Monday, September 05, 2005

Prayers...

Here's a couple prayers I put together for a congregational prayer section of my church's service. It was great to be able to write it out and organize it all.

May 2005
The Lord will roar from on high and from his holy habitation utter his voice; he will roar mightily against his fold and shout against all the inhabitants of the earth. The clamor will resound to the ends of the earth, for the Lord has an indictment against the nations, he is entering into judgment with all flesh, and the wicked he will put to the sword.
O, Lord, how mighty is your power and your wrath for none can stand against your holiness. Yet in your complexity, you are everlastingly love.
The Lord is slow to anger and abounding in steadfast love, forgiving iniquity and transgression. He will pardon the iniquity of his people, according to the greatness of his steadfast love, just as he has forgiven his people, from Egypt until now.
Your love draws even the most unloveables to You. You pardon our sins without keeping record. Your complexity knows no bounds and we are blessed to understand what little our finite minds can grasp. The only way to comprehend what we can of You is to hold all your abilities and characteristics in tension through the wisdom from your Spirit. It is through that tension that we can fathom our lostness and your grace; our being redeemed but not yet complete; your coming to earth in our decayable flesh and your perfect, final return. It is in your complexity that we can understand how you cursed a fruitless fig tree that withered away to its roots yet fully restored the withered hand of a shamed man at the synagogue. Your fury, love, wrath and grace are wonderful things.

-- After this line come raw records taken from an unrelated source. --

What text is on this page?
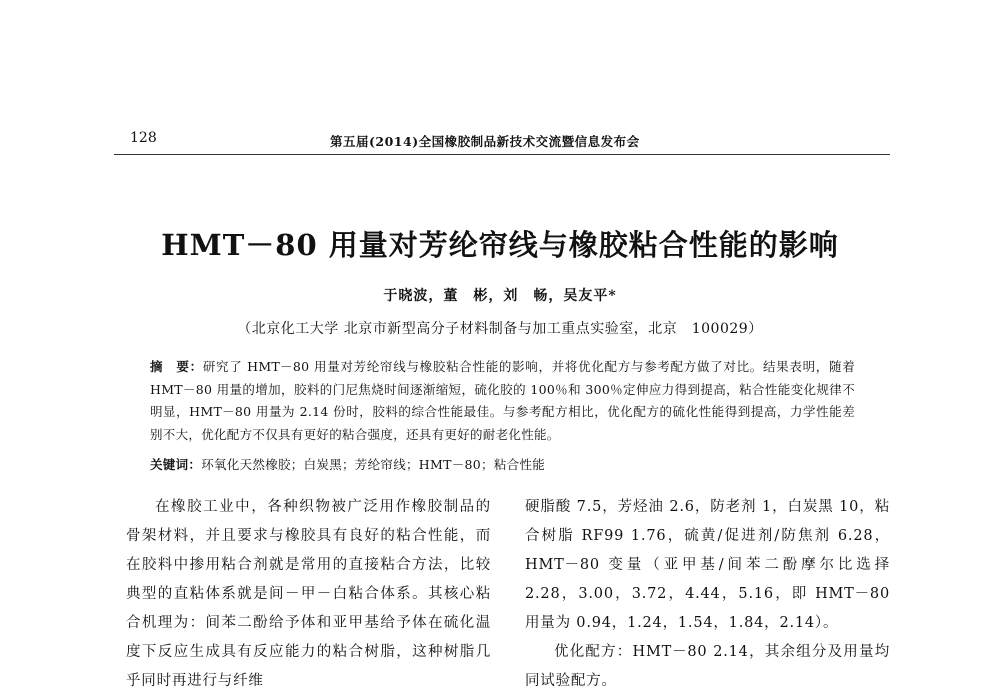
128	第五届(2014)全国橡胶制品新技术交流暨信息发布会
HMT－80 用量对芳纶帘线与橡胶粘合性能的影响
于晓波，董　彬，刘　畅，吴友平*
（北京化工大学 北京市新型高分子材料制备与加工重点实验室，北京　100029）
摘　要：研究了 HMT－80 用量对芳纶帘线与橡胶粘合性能的影响，并将优化配方与参考配方做了对比。结果表明，随着 HMT－80 用量的增加，胶料的门尼焦烧时间逐渐缩短，硫化胶的 100％和 300％定伸应力得到提高，粘合性能变化规律不明显，HMT－80 用量为 2.14 份时，胶料的综合性能最佳。与参考配方相比，优化配方的硫化性能得到提高，力学性能差别不大，优化配方不仅具有更好的粘合强度，还具有更好的耐老化性能。
关键词：环氧化天然橡胶；白炭黑；芳纶帘线；HMT－80；粘合性能

在橡胶工业中，各种织物被广泛用作橡胶制品的骨架材料，并且要求与橡胶具有良好的粘合性能，而在胶料中掺用粘合剂就是常用的直接粘合方法，比较典型的直粘体系就是间－甲－白粘合体系。其核心粘合机理为：间苯二酚给予体和亚甲基给予体在硫化温度下反应生成具有反应能力的粘合树脂，这种树脂几乎同时再进行与纤维

硬脂酸 7.5，芳烃油 2.6，防老剂 1，白炭黑 10，粘合树脂 RF99 1.76，硫黄/促进剂/防焦剂 6.28，HMT－80 变量（亚甲基/间苯二酚摩尔比选择 2.28，3.00，3.72，4.44，5.16，即 HMT－80 用量为 0.94，1.24，1.54，1.84，2.14）。

优化配方：HMT－80 2.14，其余组分及用量均同试验配方。
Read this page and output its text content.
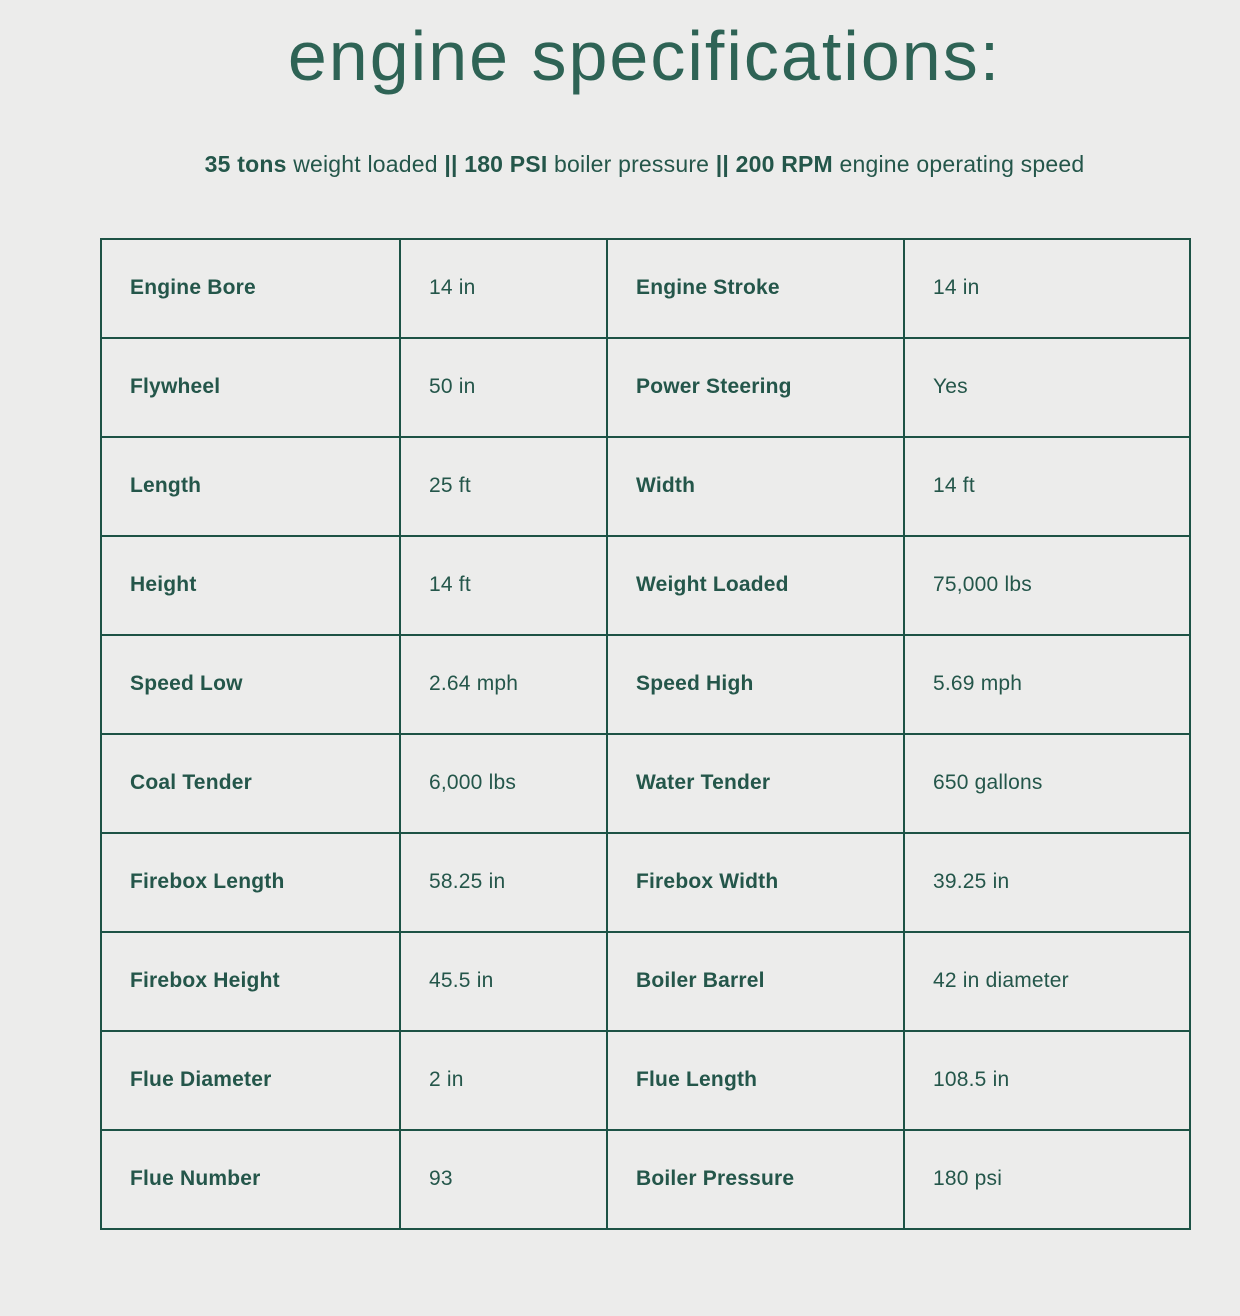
engine specifications:

35 tons weight loaded || 180 PSI boiler pressure || 200 RPM engine operating speed

Engine Bore	14 in	Engine Stroke	14 in
Flywheel	50 in	Power Steering	Yes
Length	25 ft	Width	14 ft
Height	14 ft	Weight Loaded	75,000 lbs
Speed Low	2.64 mph	Speed High	5.69 mph
Coal Tender	6,000 lbs	Water Tender	650 gallons
Firebox Length	58.25 in	Firebox Width	39.25 in
Firebox Height	45.5 in	Boiler Barrel	42 in diameter
Flue Diameter	2 in	Flue Length	108.5 in
Flue Number	93	Boiler Pressure	180 psi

We ask for a glimpse of your greater plan of redemption so we can know how to better serve you in our short time on earth. Help us to see the people you’ve placed in our lives that need to hear Your truth and give us courage to speak that truth.

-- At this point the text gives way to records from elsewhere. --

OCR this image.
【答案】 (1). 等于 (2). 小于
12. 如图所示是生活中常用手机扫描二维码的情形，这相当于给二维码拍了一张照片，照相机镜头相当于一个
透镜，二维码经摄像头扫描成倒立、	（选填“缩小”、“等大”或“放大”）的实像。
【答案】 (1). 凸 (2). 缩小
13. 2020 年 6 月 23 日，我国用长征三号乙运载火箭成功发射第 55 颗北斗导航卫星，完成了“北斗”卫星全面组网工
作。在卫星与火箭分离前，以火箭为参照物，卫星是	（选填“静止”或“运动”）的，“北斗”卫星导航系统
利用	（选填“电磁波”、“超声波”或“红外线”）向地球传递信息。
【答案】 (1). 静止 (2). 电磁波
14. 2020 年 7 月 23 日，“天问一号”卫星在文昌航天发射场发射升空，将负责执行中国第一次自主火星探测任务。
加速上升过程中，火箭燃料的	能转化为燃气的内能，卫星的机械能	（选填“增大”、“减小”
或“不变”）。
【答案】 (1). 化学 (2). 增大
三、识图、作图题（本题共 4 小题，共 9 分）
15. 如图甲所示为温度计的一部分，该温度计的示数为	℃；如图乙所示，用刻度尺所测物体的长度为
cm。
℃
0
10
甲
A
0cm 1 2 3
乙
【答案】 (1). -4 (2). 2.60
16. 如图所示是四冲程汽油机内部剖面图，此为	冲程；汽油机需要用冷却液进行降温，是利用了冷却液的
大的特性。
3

And lastly, blanket us with your wisdom so we can continue to understand all your complexities and how they all fit together in a giant plan that we will probably never be able to view as a whole in this life.



Aug. 2005
It seems that we are always the prodigal son returning to our loving father with our heads held low in shame. For we know how righteous and holy You are and how much an affront our sin is to you. It seems like just yesterday we had squandered the grace and mercy you cloaked us with when we returned the last time and are again in need of redemption.
But what this repetition has made us forget is that your forgiveness and love are the same as the last time we came trudging home. Your unceasing, unconditional love is there, waiting to rejoice at the sight of us confessing our sins and admitting that we can’t save ourselves. You are eagerly awaiting the moment when you can kill the fatted calf in celebration of our returning to you. You never grow tired of forgiving us and giving more grace for us to be the holy people we ought to be.

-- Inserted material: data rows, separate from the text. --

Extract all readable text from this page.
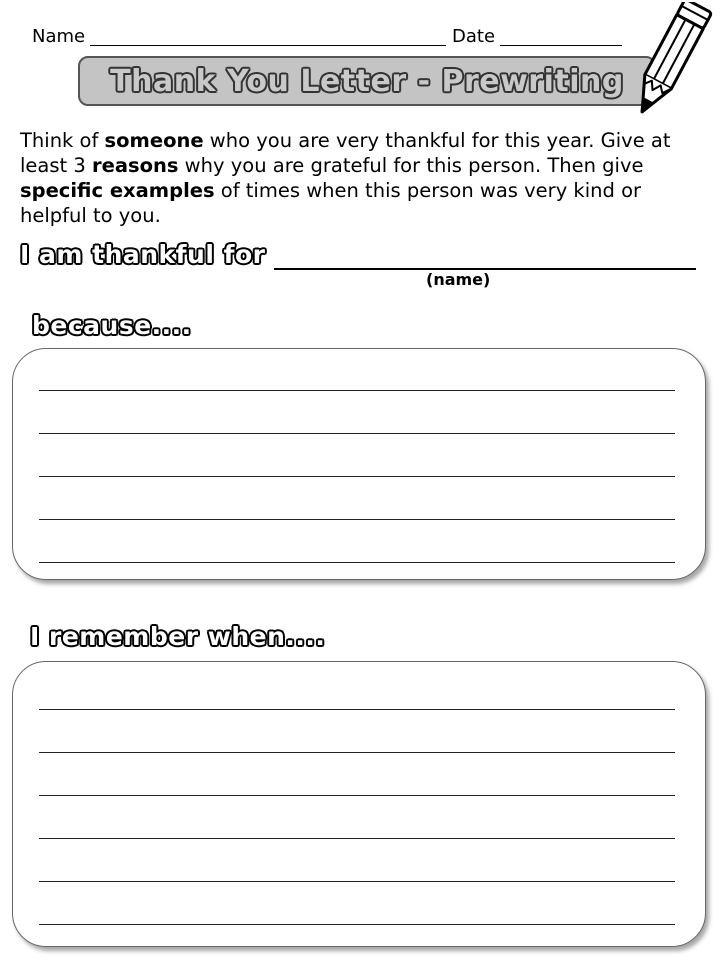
Name	Date
Thank You Letter - Prewriting
Think of someone who you are very thankful for this year. Give at least 3 reasons why you are grateful for this person. Then give specific examples of times when this person was very kind or helpful to you.
I am thankful for
(name)
because....
I remember when....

Thank you for the joy and hope we have in being loved by you. It is so easy to be overwhelmed by the guilt of our sins that we forget the true nature of your love. We forget that your grace exists to help us to be more than human and to exhibit your holiness. We forget that the joy and peace with our sometimes turbulent lives is what can attract other to you. The true happiness in spite of our humanness is what calls people to find where our hope comes from.
We ask that we understand and remember the joy that comes from being forgiven and are able to exhibit that joy to all those you bring into our lives.